Readers of scruta, I am asking you for your submissions for this coffee table book. I am also asking you for ideas, or posts as to what would me a good cover. To get things rolling, I have submitted my own vote for the cover, and have provided a provisional introduction to the book. Feel free to comment on this also.
COVER FOR THE COFFEE TABLE BOOK NOBODY WILL READ:
This still life of sunflowers by Van Gogh (I don’t know the actual title) blends into any room with an air of familiar, completely innocuous sophistication. The cover immediately puts most people off from the book because either
1) They are an art snob, and think that Van Gogh is now just kitsch.
or
2) They think that it’s an art book that only art snobs would like.
At this point, only several groups come to mind who would still wish to check out the book. I’ll list them below and describe how I would put them off the book if they actually picked it up.
PEOPLE WHO REALLY LIKE VAN GOGH
These are the people who utterly adore Van Gogh. Their bathrooms are filled with his works. They have adorned the ceilings of their bedrooms with his posters, finding them stimulating their dreams, overcoming their moments of depression, heightening their orgasms. They have an extensive collection of Van Gogh books and movies both serious and frivolous. (They not only own, but were the ones that funded the Van Gogh themed adult movie.) They have named their children Vincent, regardless of their sex. And yes, they have considered mutilating their ears on more than one occasion…writing extensive journals about it, in the style of Vincent Van Gogh.
PEOPLE WHO ARE BORED WITH THEIR PRESENT COMPANY
These are the people dealing with the boredom of waiting for something to happen (someone to say something interesting) or stop happening (someone to stop saying something uninteresting).

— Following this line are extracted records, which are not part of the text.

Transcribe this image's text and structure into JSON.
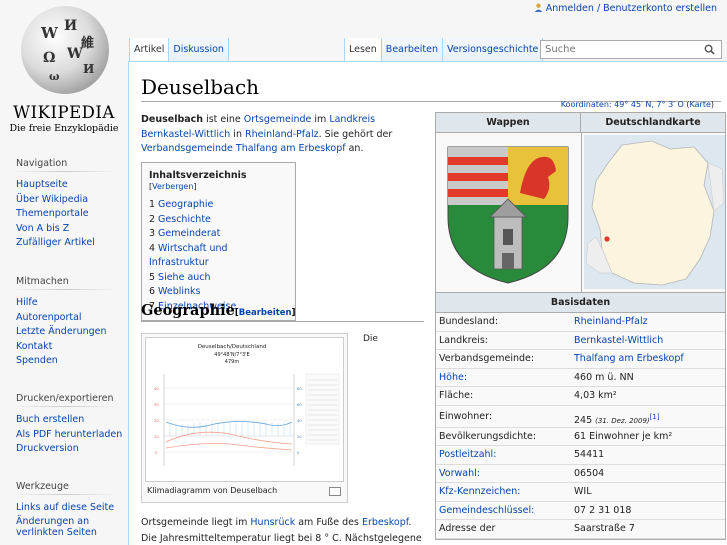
{
  "logo": {
    "wordmark": "WIKIPEDIA",
    "tagline": "Die freie Enzyklopädie"
  },
  "personal": {
    "link": "Anmelden / Benutzerkonto erstellen"
  },
  "tabs_left": [
    "Artikel",
    "Diskussion"
  ],
  "tabs_right": [
    "Lesen",
    "Bearbeiten",
    "Versionsgeschichte"
  ],
  "search": {
    "placeholder": "Suche"
  },
  "sidebar": {
    "navigation": {
      "title": "Navigation",
      "items": [
        "Hauptseite",
        "Über Wikipedia",
        "Themenportale",
        "Von A bis Z",
        "Zufälliger Artikel"
      ]
    },
    "mitmachen": {
      "title": "Mitmachen",
      "items": [
        "Hilfe",
        "Autorenportal",
        "Letzte Änderungen",
        "Kontakt",
        "Spenden"
      ]
    },
    "drucken": {
      "title": "Drucken/exportieren",
      "items": [
        "Buch erstellen",
        "Als PDF herunterladen",
        "Druckversion"
      ]
    },
    "werkzeuge": {
      "title": "Werkzeuge",
      "items": [
        "Links auf diese Seite",
        "Änderungen an verlinkten Seiten"
      ]
    }
  },
  "article": {
    "title": "Deuselbach",
    "coordinates": "Koordinaten: 49° 45′ N, 7° 3′ O",
    "karte": "Karte",
    "intro": {
      "bold": "Deuselbach",
      "t1": " ist eine ",
      "l1": "Ortsgemeinde",
      "t2": " im ",
      "l2": "Landkreis Bernkastel-Wittlich",
      "t3": " in ",
      "l3": "Rheinland-Pfalz",
      "t4": ". Sie gehört der ",
      "l4": "Verbandsgemeinde Thalfang am Erbeskopf",
      "t5": " an."
    },
    "toc": {
      "title": "Inhaltsverzeichnis",
      "toggle": "Verbergen",
      "items": [
        {
          "num": "1",
          "label": "Geographie"
        },
        {
          "num": "2",
          "label": "Geschichte"
        },
        {
          "num": "3",
          "label": "Gemeinderat"
        },
        {
          "num": "4",
          "label": "Wirtschaft und Infrastruktur"
        },
        {
          "num": "5",
          "label": "Siehe auch"
        },
        {
          "num": "6",
          "label": "Weblinks"
        },
        {
          "num": "7",
          "label": "Einzelnachweise"
        }
      ]
    },
    "section_geo": {
      "title": "Geographie",
      "edit": "Bearbeiten"
    },
    "climate": {
      "title": "Deuselbach/Deutschland",
      "coords": "49°48'N/7°3'E",
      "altitude": "479m",
      "caption": "Klimadiagramm von Deuselbach"
    },
    "die": "Die",
    "para2": {
      "t1": "Ortsgemeinde liegt im ",
      "l1": "Hunsrück",
      "t2": " am Fuße des ",
      "l2": "Erbeskopf",
      "t3": ". Die Jahresmitteltemperatur liegt bei 8 ° C. Nächstgelegene"
    }
  },
  "infobox": {
    "wappen": "Wappen",
    "karte": "Deutschlandkarte",
    "basisdaten": "Basisdaten",
    "rows": [
      {
        "k": "Bundesland:",
        "v": "Rheinland-Pfalz",
        "klink": false,
        "vlink": true
      },
      {
        "k": "Landkreis:",
        "v": "Bernkastel-Wittlich",
        "klink": false,
        "vlink": true
      },
      {
        "k": "Verbandsgemeinde:",
        "v": "Thalfang am Erbeskopf",
        "klink": false,
        "vlink": true
      },
      {
        "k": "Höhe:",
        "v": "460 m ü. NN",
        "klink": true,
        "vlink": false
      },
      {
        "k": "Fläche:",
        "v": "4,03 km²",
        "klink": false,
        "vlink": false
      },
      {
        "k": "Einwohner:",
        "v": "245",
        "note": "(31. Dez. 2009)",
        "ref": "[1]",
        "klink": false,
        "vlink": false
      },
      {
        "k": "Bevölkerungsdichte:",
        "v": "61 Einwohner je km²",
        "klink": false,
        "vlink": false
      },
      {
        "k": "Postleitzahl:",
        "v": "54411",
        "klink": true,
        "vlink": false
      },
      {
        "k": "Vorwahl:",
        "v": "06504",
        "klink": true,
        "vlink": false
      },
      {
        "k": "Kfz-Kennzeichen:",
        "v": "WIL",
        "klink": true,
        "vlink": false
      },
      {
        "k": "Gemeindeschlüssel:",
        "v": "07 2 31 018",
        "klink": true,
        "vlink": false
      },
      {
        "k": "Adresse der",
        "v": "Saarstraße 7",
        "klink": false,
        "vlink": false
      }
    ]
  }
}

I recommend after the Monet picture to put in an essay by Heidegger in the original German. If the fact that the language is foreign doesn’t put the reader off, then the fact that it’s philosophy written in abstruse prose will. Now assuming that our reader is well versed in both German and Continental philosophy, and finds themselves riveted by the essay, never fear because my Prologue, in shining English will come to the rescue. The inexplicable disorderliness of the entire book at this point would also be enough to put anybody out.
PROLOGUE
This book is not intended to be read by anybody. If that fact excites you, then I should like to mention that it was also intended to be read by corporate lawyers and accountants. If your panties are still in a bunch, I have a question for you:
If you have two trains heading towards each other, 35 miles apart, one is traveling 85 mph, the other is traveling 75 mph. It is now 5:15 pm. At what time will these two trains meet each other?
(NOTE: The answer to this question is of vital importance to understanding anything further in this book. If you hate these types of problems, or find that deciphering them proves too difficult a task for you, then I would suggest that you put the book down now.)

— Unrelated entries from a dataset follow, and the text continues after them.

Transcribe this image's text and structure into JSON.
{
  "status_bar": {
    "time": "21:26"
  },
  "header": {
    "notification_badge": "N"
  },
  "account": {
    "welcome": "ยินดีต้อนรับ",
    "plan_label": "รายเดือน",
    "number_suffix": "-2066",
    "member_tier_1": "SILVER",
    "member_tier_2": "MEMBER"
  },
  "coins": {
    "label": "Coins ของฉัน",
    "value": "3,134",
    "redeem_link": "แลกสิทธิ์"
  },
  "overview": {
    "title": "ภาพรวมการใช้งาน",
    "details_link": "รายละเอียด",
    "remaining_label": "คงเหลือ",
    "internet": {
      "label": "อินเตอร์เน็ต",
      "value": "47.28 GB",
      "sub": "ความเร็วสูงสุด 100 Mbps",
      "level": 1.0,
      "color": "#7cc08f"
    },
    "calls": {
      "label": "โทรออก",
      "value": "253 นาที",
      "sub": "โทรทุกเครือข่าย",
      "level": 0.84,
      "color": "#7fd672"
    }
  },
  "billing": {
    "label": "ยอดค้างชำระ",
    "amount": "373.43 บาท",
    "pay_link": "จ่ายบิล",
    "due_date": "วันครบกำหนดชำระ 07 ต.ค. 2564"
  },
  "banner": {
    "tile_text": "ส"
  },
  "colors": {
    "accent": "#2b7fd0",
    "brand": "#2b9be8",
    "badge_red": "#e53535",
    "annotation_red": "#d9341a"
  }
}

The answer to this question reveals several things. I would like to start with a more oblique approach, in the style of the sophists of old.

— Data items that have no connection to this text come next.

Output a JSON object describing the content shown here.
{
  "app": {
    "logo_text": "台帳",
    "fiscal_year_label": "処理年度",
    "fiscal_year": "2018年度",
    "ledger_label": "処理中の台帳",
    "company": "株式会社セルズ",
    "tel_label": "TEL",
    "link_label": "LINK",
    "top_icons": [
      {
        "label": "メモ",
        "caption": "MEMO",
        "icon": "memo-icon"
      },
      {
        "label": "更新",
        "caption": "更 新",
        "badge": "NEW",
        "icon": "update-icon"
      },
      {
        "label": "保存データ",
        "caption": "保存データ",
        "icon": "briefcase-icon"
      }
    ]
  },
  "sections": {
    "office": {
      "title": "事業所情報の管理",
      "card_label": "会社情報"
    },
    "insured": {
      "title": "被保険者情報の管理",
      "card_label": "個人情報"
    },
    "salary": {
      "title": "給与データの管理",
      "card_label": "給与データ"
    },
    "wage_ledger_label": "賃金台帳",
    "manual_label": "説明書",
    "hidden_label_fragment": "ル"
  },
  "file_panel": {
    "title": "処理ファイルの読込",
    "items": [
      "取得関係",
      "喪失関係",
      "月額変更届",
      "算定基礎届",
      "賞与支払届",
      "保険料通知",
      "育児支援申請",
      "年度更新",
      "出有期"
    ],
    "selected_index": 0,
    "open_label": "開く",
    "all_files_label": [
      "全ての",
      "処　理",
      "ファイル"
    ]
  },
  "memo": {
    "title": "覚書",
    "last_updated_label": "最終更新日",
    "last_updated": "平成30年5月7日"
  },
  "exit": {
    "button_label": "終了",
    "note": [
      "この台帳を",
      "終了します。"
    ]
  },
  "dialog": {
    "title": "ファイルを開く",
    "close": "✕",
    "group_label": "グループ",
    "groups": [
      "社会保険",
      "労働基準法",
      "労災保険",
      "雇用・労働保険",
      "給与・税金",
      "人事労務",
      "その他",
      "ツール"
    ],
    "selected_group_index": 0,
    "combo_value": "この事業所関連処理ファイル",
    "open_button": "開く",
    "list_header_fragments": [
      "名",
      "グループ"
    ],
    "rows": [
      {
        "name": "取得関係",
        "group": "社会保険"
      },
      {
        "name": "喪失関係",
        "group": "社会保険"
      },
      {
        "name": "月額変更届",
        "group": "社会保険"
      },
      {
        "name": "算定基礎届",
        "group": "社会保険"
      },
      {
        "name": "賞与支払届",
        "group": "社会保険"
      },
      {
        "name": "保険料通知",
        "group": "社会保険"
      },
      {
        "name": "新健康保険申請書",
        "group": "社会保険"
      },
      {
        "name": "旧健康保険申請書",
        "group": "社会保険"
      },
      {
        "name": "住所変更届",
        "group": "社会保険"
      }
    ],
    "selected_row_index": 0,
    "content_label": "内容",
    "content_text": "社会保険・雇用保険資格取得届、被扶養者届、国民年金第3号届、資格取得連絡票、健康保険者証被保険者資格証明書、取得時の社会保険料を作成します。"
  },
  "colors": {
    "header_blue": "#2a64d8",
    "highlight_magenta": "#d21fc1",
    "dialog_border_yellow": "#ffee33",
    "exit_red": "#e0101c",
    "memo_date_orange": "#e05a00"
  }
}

In answering something, one generally intends to imply the truth. However, the truth is often generally intended in questioning somebody. So if we are assuming truth before we know the truth, do we ever know the truth?
If a woodchuck really does chuck wood, does it matter how much wood the woodchuck would chuck? I suppose that this all really depends on context. That in some cases, yes, it would matter that the trains would meet at 5:28 (and 7.5 seconds) PM because the woodchuck would not finish chucking wood until at least 5:30, and therefore could not be responsible for the flipping of the switch which would cause these trains to collide, derail, and cause innumerable family tragedies.
The point is that there is no point, unless of course there is a point. This concept is very difficult to grasp since it is rather pointed. This book will address such points.
(Here my prologue ends. If this hasn’t gotten you to stop reading by now, please submit something that would. Biblical begatting for several pages, perhaps?)